The Devil Is in the Details
While this may be true, requiring a thorough account of a project instead of a quick summary can be a waste of time for everyone involved. It is common for a manager to ask for project updates to ensure that everything is coming in on time and within budget, but checking on every single detail is rarely necessary.
A manager may feel more in control of what’s going on by concealing important information from subordinates, but this is often an inefficient, inappropriate way to deal with issues and can impede the productivity of employees.
What to Do – Not How to Do It
A micromanager will often tell the staff what to do and how to do it. This can be a way for the manager to appear more productive to his or her superiors, but this controlling tactic will also hinder creativity and destroy employee morale.

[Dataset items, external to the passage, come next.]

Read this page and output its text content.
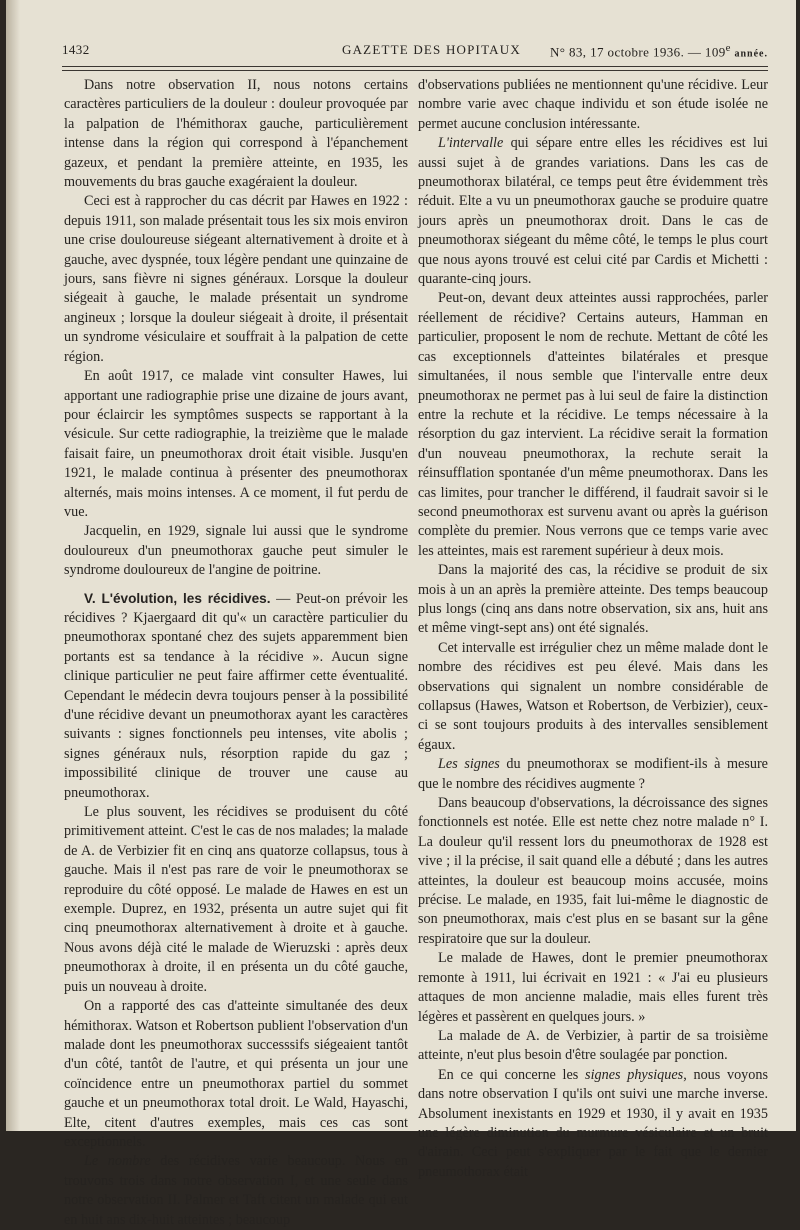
1432	GAZETTE DES HOPITAUX N° 83, 17 octobre 1936. — 109e année.

Dans notre observation II, nous notons certains caractères particuliers de la douleur : douleur provoquée par la palpation de l'hémithorax gauche, particulièrement intense dans la région qui correspond à l'épanchement gazeux, et pendant la première atteinte, en 1935, les mouvements du bras gauche exagéraient la douleur.

Ceci est à rapprocher du cas décrit par Hawes en 1922 : depuis 1911, son malade présentait tous les six mois environ une crise douloureuse siégeant alternativement à droite et à gauche, avec dyspnée, toux légère pendant une quinzaine de jours, sans fièvre ni signes généraux. Lorsque la douleur siégeait à gauche, le malade présentait un syndrome angineux ; lorsque la douleur siégeait à droite, il présentait un syndrome vésiculaire et souffrait à la palpation de cette région.

En août 1917, ce malade vint consulter Hawes, lui apportant une radiographie prise une dizaine de jours avant, pour éclaircir les symptômes suspects se rapportant à la vésicule. Sur cette radiographie, la treizième que le malade faisait faire, un pneumothorax droit était visible. Jusqu'en 1921, le malade continua à présenter des pneumothorax alternés, mais moins intenses. A ce moment, il fut perdu de vue.

Jacquelin, en 1929, signale lui aussi que le syndrome douloureux d'un pneumothorax gauche peut simuler le syndrome douloureux de l'angine de poitrine.

V. L'évolution, les récidives. — Peut-on prévoir les récidives ? Kjaergaard dit qu'« un caractère particulier du pneumothorax spontané chez des sujets apparemment bien portants est sa tendance à la récidive ». Aucun signe clinique particulier ne peut faire affirmer cette éventualité. Cependant le médecin devra toujours penser à la possibilité d'une récidive devant un pneumothorax ayant les caractères suivants : signes fonctionnels peu intenses, vite abolis ; signes généraux nuls, résorption rapide du gaz ; impossibilité clinique de trouver une cause au pneumothorax.

Le plus souvent, les récidives se produisent du côté primitivement atteint. C'est le cas de nos malades; la malade de A. de Verbizier fit en cinq ans quatorze collapsus, tous à gauche. Mais il n'est pas rare de voir le pneumothorax se reproduire du côté opposé. Le malade de Hawes en est un exemple. Duprez, en 1932, présenta un autre sujet qui fit cinq pneumothorax alternativement à droite et à gauche. Nous avons déjà cité le malade de Wieruzski : après deux pneumothorax à droite, il en présenta un du côté gauche, puis un nouveau à droite.

On a rapporté des cas d'atteinte simultanée des deux hémithorax. Watson et Robertson publient l'observation d'un malade dont les pneumothorax successsifs siégeaient tantôt d'un côté, tantôt de l'autre, et qui présenta un jour une coïncidence entre un pneumothorax partiel du sommet gauche et un pneumothorax total droit. Le Wald, Hayaschi, Elte, citent d'autres exemples, mais ces cas sont exceptionnels.

Le nombre des récidives varie beaucoup. Nous en trouvons trois dans notre observation I, et une seule dans notre observation II. Palmer et Taft citent un malade qui eut en huit ans dix-huit atteintes ; beaucoup

d'observations publiées ne mentionnent qu'une récidive. Leur nombre varie avec chaque individu et son étude isolée ne permet aucune conclusion intéressante.

L'intervalle qui sépare entre elles les récidives est lui aussi sujet à de grandes variations. Dans les cas de pneumothorax bilatéral, ce temps peut être évidemment très réduit. Elte a vu un pneumothorax gauche se produire quatre jours après un pneumothorax droit. Dans le cas de pneumothorax siégeant du même côté, le temps le plus court que nous ayons trouvé est celui cité par Cardis et Michetti : quarante-cinq jours.

Peut-on, devant deux atteintes aussi rapprochées, parler réellement de récidive? Certains auteurs, Hamman en particulier, proposent le nom de rechute. Mettant de côté les cas exceptionnels d'atteintes bilatérales et presque simultanées, il nous semble que l'intervalle entre deux pneumothorax ne permet pas à lui seul de faire la distinction entre la rechute et la récidive. Le temps nécessaire à la résorption du gaz intervient. La récidive serait la formation d'un nouveau pneumothorax, la rechute serait la réinsufflation spontanée d'un même pneumothorax. Dans les cas limites, pour trancher le différend, il faudrait savoir si le second pneumothorax est survenu avant ou après la guérison complète du premier. Nous verrons que ce temps varie avec les atteintes, mais est rarement supérieur à deux mois.

Dans la majorité des cas, la récidive se produit de six mois à un an après la première atteinte. Des temps beaucoup plus longs (cinq ans dans notre observation, six ans, huit ans et même vingt-sept ans) ont été signalés.

Cet intervalle est irrégulier chez un même malade dont le nombre des récidives est peu élevé. Mais dans les observations qui signalent un nombre considérable de collapsus (Hawes, Watson et Robertson, de Verbizier), ceux-ci se sont toujours produits à des intervalles sensiblement égaux.

Les signes du pneumothorax se modifient-ils à mesure que le nombre des récidives augmente ?

Dans beaucoup d'observations, la décroissance des signes fonctionnels est notée. Elle est nette chez notre malade n° I. La douleur qu'il ressent lors du pneumothorax de 1928 est vive ; il la précise, il sait quand elle a débuté ; dans les autres atteintes, la douleur est beaucoup moins accusée, moins précise. Le malade, en 1935, fait lui-même le diagnostic de son pneumothorax, mais c'est plus en se basant sur la gêne respiratoire que sur la douleur.

Le malade de Hawes, dont le premier pneumothorax remonte à 1911, lui écrivait en 1921 : « J'ai eu plusieurs attaques de mon ancienne maladie, mais elles furent très légères et passèrent en quelques jours. »

La malade de A. de Verbizier, à partir de sa troisième atteinte, n'eut plus besoin d'être soulagée par ponction.

En ce qui concerne les signes physiques, nous voyons dans notre observation I qu'ils ont suivi une marche inverse. Absolument inexistants en 1929 et 1930, il y avait en 1935 une légère diminution du murmure vésiculaire et un bruit d'airain. Ceci peut s'expliquer par le fait que le dernier pneumothorax était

Taking Back Assigned Tasks
Some micromanagers, believing that they can do things quicker and better, may take back tasks that were originally assigned to their team. Along with decreasing morale, this can reduce the team’s development and diminish learning opportunities.
Mother May I?
One sign of micromanaging is requiring team members to frequently ask permission for even the most insignificant matters. The constant need to ask permission impedes team members’ ability to make their own decisions regarding a task, a project, or an issue. It also obstructs workflow progress and can have an impact on important deadlines.
Quite the opposite of empowering, trusting, inspiring and challenging others, micromanagers over-control and cause much damage.
Micromanagers usually believe that their way is the best way. In the short term this can work to their advantage, but over time it can negatively influence the productivity of both micromanager and team, as well as impact the time that should be spent taking a more strategic look at the big picture. They say people quit their bosses, not the company. The world needs less micromanagers to be sure.